Desperate for some outdoors action after we've had rain every day for thirty days or so, Iljya, MaVi, Mark and I decided to gamble on the weather forecast and try to scale Brüggler once more. We have a window of a few hours before the daily monsoon is supposed to hit us around noon. The narrow winding mountain road leading to the climb is so wet that some parts are running with almost an inch of water. Not a good sign.
Mark and I make one rope team and Iljya joins up with his fiancee, who has no multi-pitch experience at all. We set out to climb "Direkte Plattenwand", a 5c, while the others are on "Highway", 5b. Since we are using half ropes, we can link multiple pitches in one go. I lead the first pitch and of course get off route and venture into much harder terrain ("Die Namenlose" 6a+).
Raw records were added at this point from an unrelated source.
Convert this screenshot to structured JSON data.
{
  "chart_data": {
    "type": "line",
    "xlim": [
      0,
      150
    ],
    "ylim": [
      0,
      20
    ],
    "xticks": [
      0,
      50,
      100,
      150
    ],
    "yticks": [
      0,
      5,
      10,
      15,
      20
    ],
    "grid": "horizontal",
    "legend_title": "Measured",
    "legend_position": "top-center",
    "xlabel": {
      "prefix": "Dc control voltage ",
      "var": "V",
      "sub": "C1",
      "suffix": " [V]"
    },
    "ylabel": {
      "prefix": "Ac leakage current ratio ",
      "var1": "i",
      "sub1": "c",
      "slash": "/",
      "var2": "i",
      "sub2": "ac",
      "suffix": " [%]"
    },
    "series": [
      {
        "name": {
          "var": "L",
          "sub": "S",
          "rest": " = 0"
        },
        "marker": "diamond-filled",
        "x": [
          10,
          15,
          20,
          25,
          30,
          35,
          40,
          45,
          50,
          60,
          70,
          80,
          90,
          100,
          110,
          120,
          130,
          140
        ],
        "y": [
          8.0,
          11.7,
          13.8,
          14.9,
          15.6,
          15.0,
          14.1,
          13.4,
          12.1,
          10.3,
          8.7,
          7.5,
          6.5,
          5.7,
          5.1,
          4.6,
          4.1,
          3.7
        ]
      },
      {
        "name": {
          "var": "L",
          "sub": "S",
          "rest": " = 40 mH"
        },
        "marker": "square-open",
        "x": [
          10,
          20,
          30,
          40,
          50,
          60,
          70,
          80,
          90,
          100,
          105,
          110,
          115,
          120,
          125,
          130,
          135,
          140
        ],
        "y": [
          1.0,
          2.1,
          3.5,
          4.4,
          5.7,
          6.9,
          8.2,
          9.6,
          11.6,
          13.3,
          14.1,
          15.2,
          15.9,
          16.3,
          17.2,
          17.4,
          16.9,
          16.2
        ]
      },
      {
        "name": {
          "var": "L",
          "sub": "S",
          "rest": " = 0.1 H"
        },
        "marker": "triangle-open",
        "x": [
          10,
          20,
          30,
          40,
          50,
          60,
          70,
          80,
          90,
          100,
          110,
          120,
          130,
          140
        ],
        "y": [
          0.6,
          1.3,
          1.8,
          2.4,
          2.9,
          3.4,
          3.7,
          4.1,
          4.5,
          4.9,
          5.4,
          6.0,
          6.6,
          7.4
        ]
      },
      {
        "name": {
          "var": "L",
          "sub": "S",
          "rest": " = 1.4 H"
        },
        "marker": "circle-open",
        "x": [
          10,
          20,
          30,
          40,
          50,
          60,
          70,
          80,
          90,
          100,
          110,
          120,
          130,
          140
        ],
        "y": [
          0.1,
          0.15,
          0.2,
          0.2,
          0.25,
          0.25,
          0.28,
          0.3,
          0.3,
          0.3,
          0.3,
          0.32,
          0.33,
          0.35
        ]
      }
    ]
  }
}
We do a bit of simulclimbing before the rope drag becomes so bad that I have to stop where I am and improvise an anchor from a single bolt and a sling around an hour glass rock formation. I also ran out of quickdraws - I've used 15 on 60 meters of climbing, about one every 4 meters.
Mark passes me and after a few bolts decides to try to traverse back onto our original, easier, route. My improvised hanging belay is quite uncomfortable. I try to shift my weight a bit to get the circulation going in my legs again, slip and crash painfully into the wall. Mark manages to get back onto the original route and we switch leads again. My next lead ends when the weather finally catches up with us and we get caught in a shower of hail that turns the wall into an unclimbable slide.
The hail plays a staccato rhythm on our helmets while I set up the first rappel back down. I takes us two and half rappels back to the ground which means we were about 150 meters up. We got to climb all the interesting parts of the route, the final pitches are easy bushwhacking through trees and scrub. We meet back up with Iljya and MaVi at the car. They bailed much earlier than us and waited, shivering in the cold.